- 400g tofu (silken or firm) – well pressed
- 3 tbsp nutritional yeast
- 1 ½ tsp kala namak (Indian rock salt with an eggy flavour) opt.
- 2 tsp plain / all-purpose flour
- 1 tsp chia seeds
- 1 tsp turmeric
- 1 tsp garlic powder
- ½ tsp asafoetida
- 1 cup unsweetened plant milk
- Salt and pepper
- A dash of olive oil
A mixture of some or all of the below, approx. 1 cup of each:
- 2-3 shallots
- 1 courgette
- 1 /2 aubergine
- 1 leek
- A few cloves garlic, whole
- Red or yellow pepper
- Cooked, diced potato
Chop the vegetables into small cubes and place on a baking tray with a drizzle of olive oil and mix to ensure they are evenly coated. Add salt and pepper and place in a pre-heated oven at 200 deg. C for 40-45 minutes or until the veg is golden brown. Mix the vegetables with a slotted spoon half-way through cooking to ensure they are roasting evenly.
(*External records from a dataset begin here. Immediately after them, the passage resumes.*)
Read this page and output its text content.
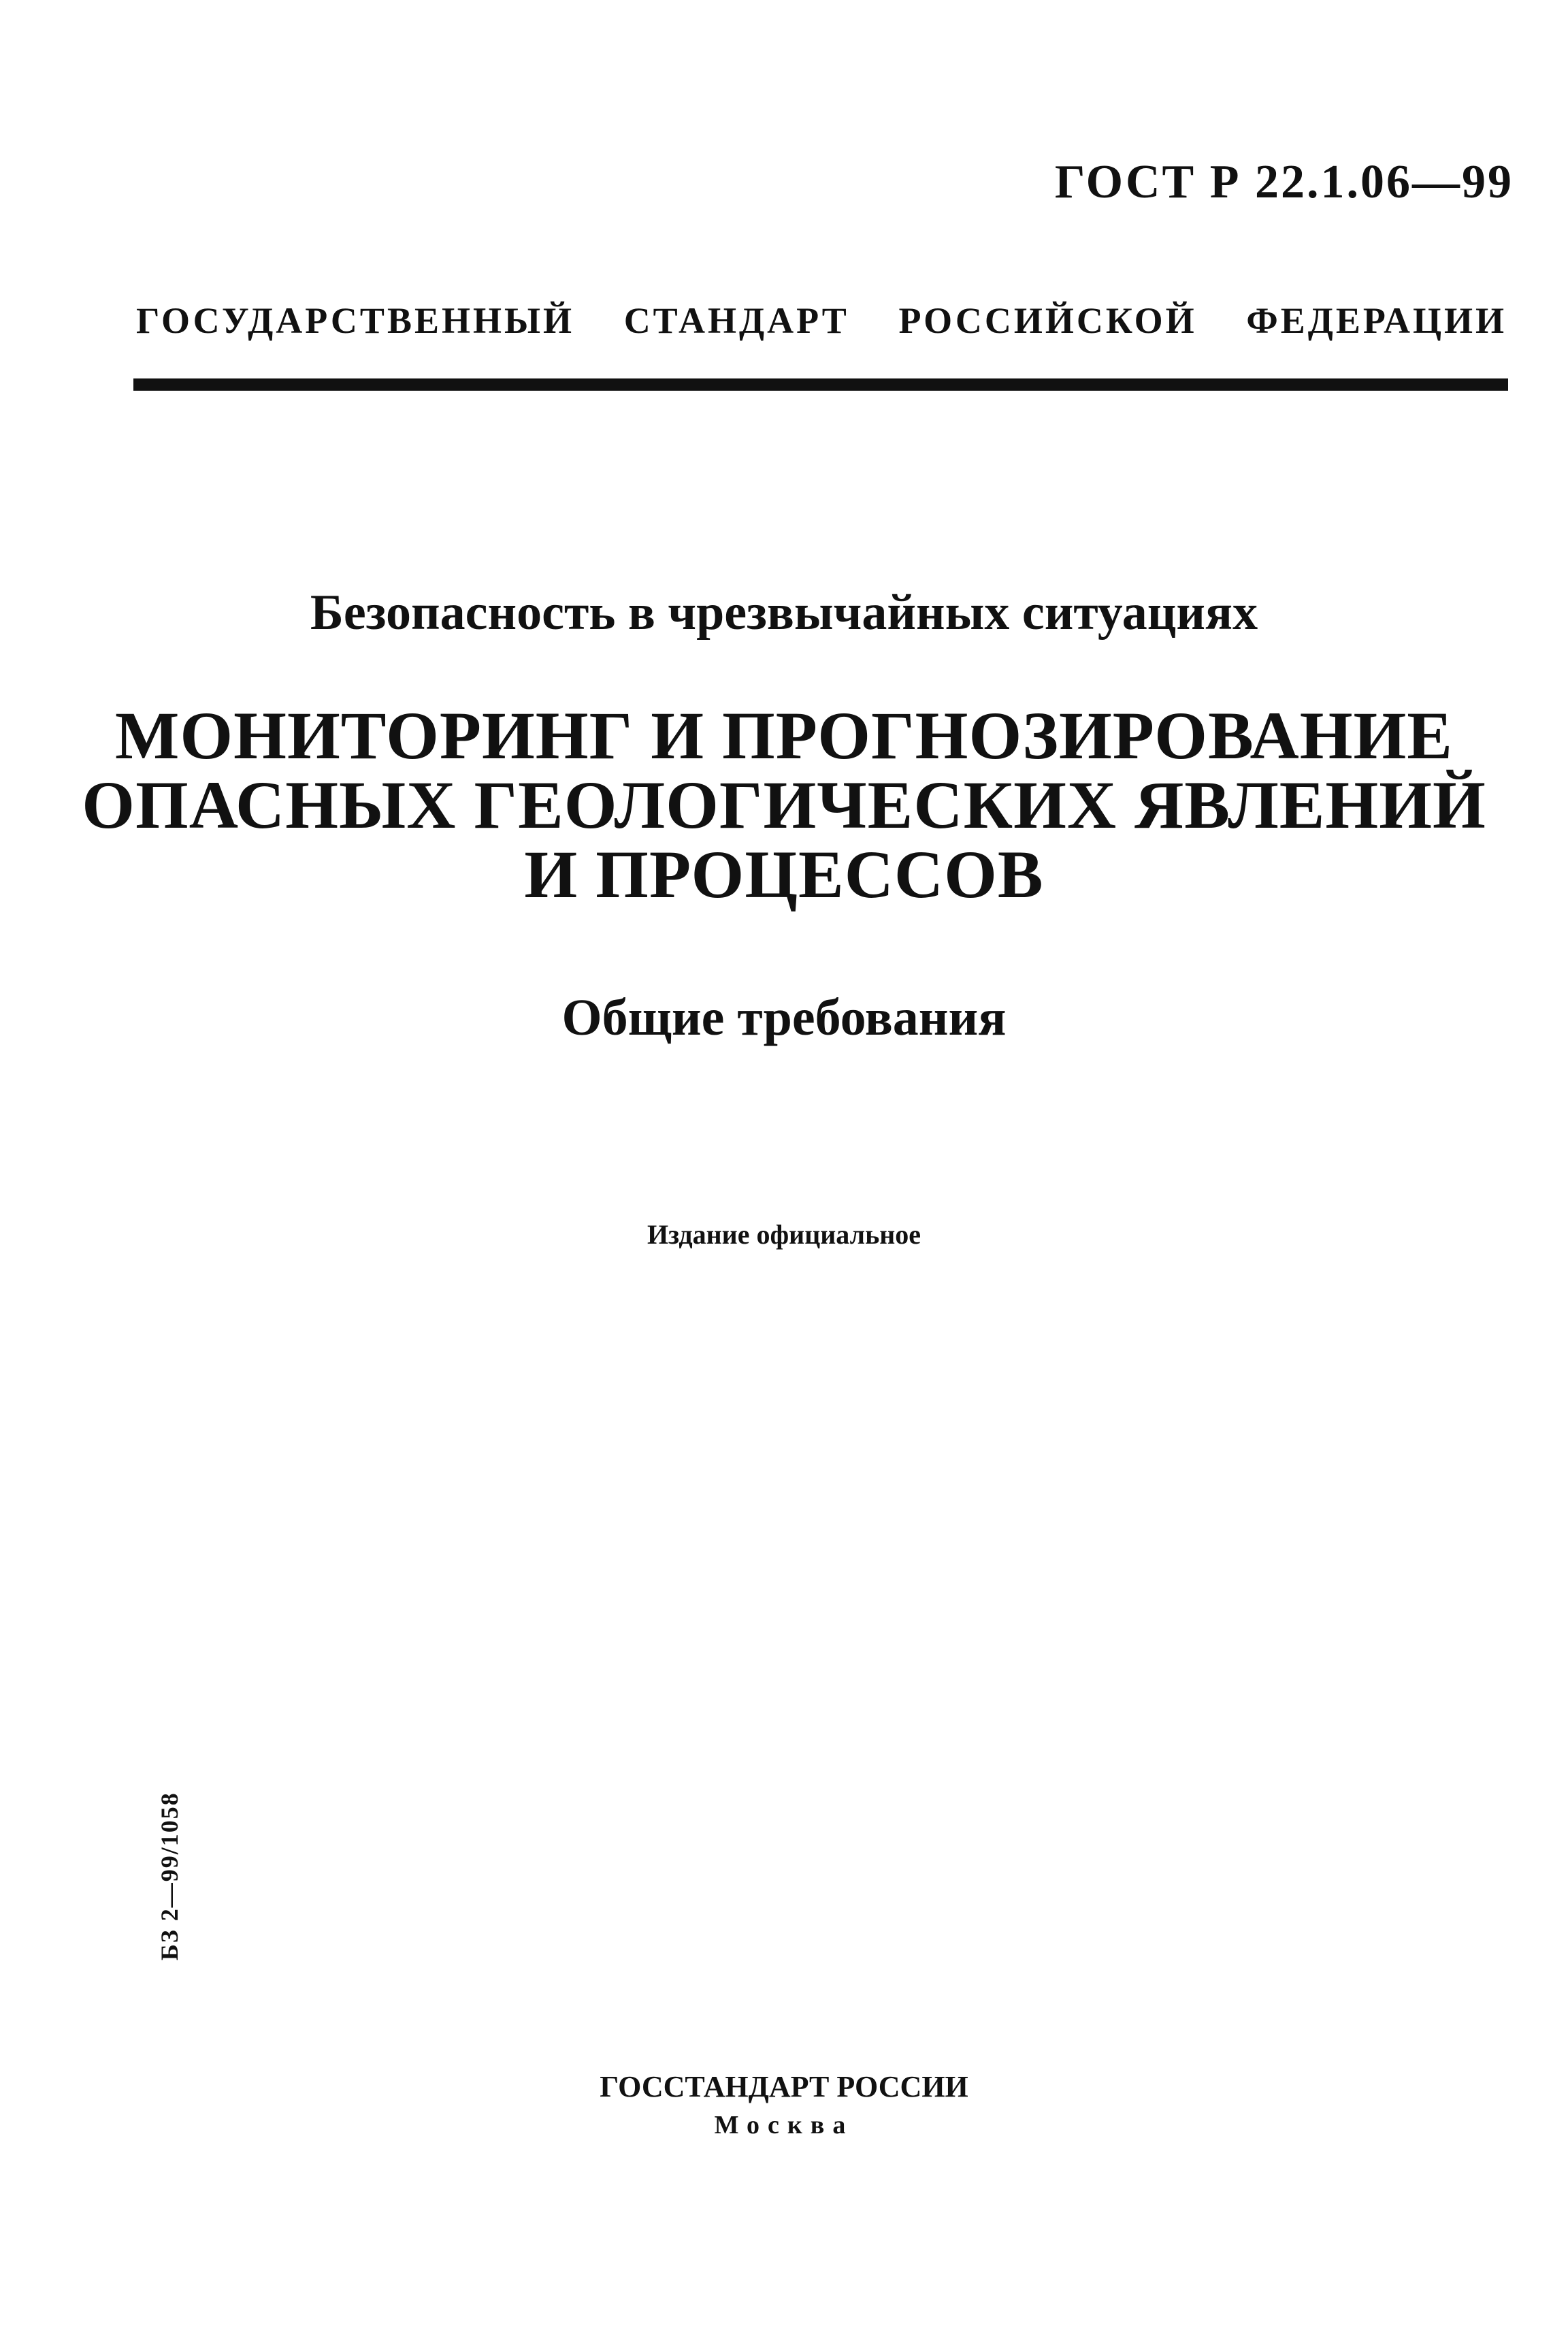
ГОСТ Р 22.1.06—99
ГОСУДАРСТВЕННЫЙ СТАНДАРТ РОССИЙСКОЙ ФЕДЕРАЦИИ
Безопасность в чрезвычайных ситуациях
МОНИТОРИНГ И ПРОГНОЗИРОВАНИЕ
ОПАСНЫХ ГЕОЛОГИЧЕСКИХ ЯВЛЕНИЙ
И ПРОЦЕССОВ
Общие требования
Издание официальное
БЗ 2—99/1058
ГОССТАНДАРТ РОССИИ
Москва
While the vegetables are roasting, crumble the pressed tofu into a bowl, add the milk and chia seeds and mix thoroughly. The chia seeds will expand gradually, absorbing the extra liquid and act as a super-healthy gelling agent. Mix the flour and spices together separately; kala namak, turmeric, garlic powder, asafoetida and add to the tofu mixture. Mix together with a hand mixer or transfer to a blender and whizz together. You want the consistency of cake mix so add a splash more milk if necessary. Leave in the bowl and allow it to sit while the vegetables finish in the oven. This will allow the chia seeds to fully expand and do their magic.
When the veg is cooked add it to the bowl with the omelette mix and stir to combine.
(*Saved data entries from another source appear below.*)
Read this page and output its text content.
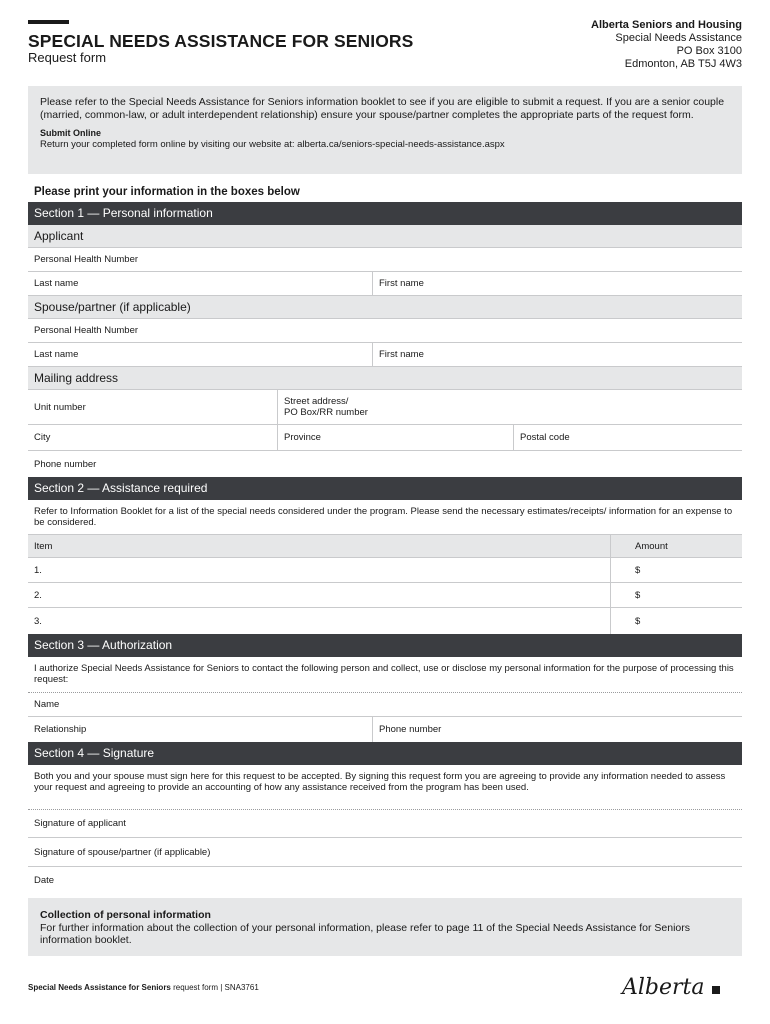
SPECIAL NEEDS ASSISTANCE FOR SENIORS
Request form
Alberta Seniors and Housing
Special Needs Assistance
PO Box 3100
Edmonton, AB T5J 4W3
Please refer to the Special Needs Assistance for Seniors information booklet to see if you are eligible to submit a request. If you are a senior couple (married, common-law, or adult interdependent relationship) ensure your spouse/partner completes the appropriate parts of the request form.
Submit Online
Return your completed form online by visiting our website at: alberta.ca/seniors-special-needs-assistance.aspx
Please print your information in the boxes below
Section 1 — Personal information
Applicant
Personal Health Number
Last name	First name
Spouse/partner (if applicable)
Personal Health Number
Last name	First name
Mailing address
Unit number	Street address/
PO Box/RR number
City	Province	Postal code
Phone number
Section 2 — Assistance required
Refer to Information Booklet for a list of the special needs considered under the program. Please send the necessary estimates/receipts/ information for an expense to be considered.
Item	Amount
1.	$
2.	$
3.	$
Section 3 — Authorization
I authorize Special Needs Assistance for Seniors to contact the following person and collect, use or disclose my personal information for the purpose of processing this request:
Name
Relationship	Phone number
Section 4 — Signature
Both you and your spouse must sign here for this request to be accepted. By signing this request form you are agreeing to provide any information needed to assess your request and agreeing to provide an accounting of how any assistance received from the program has been used.
Signature of applicant
Signature of spouse/partner (if applicable)
Date
Collection of personal information
For further information about the collection of your personal information, please refer to page 11 of the Special Needs Assistance for Seniors information booklet.
Special Needs Assistance for Seniors request form | SNA3761	Alberta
Heat a dash of olive oil in a non-stick frying pan on a moderate heat. Pour in the omelette and vegetable mixture and spread out over the base of the pan as you would with a pancake. Cook the first side until it has started to brown and flip to cook the 2nd side. Alternatively you can place it under a grill to cook the top.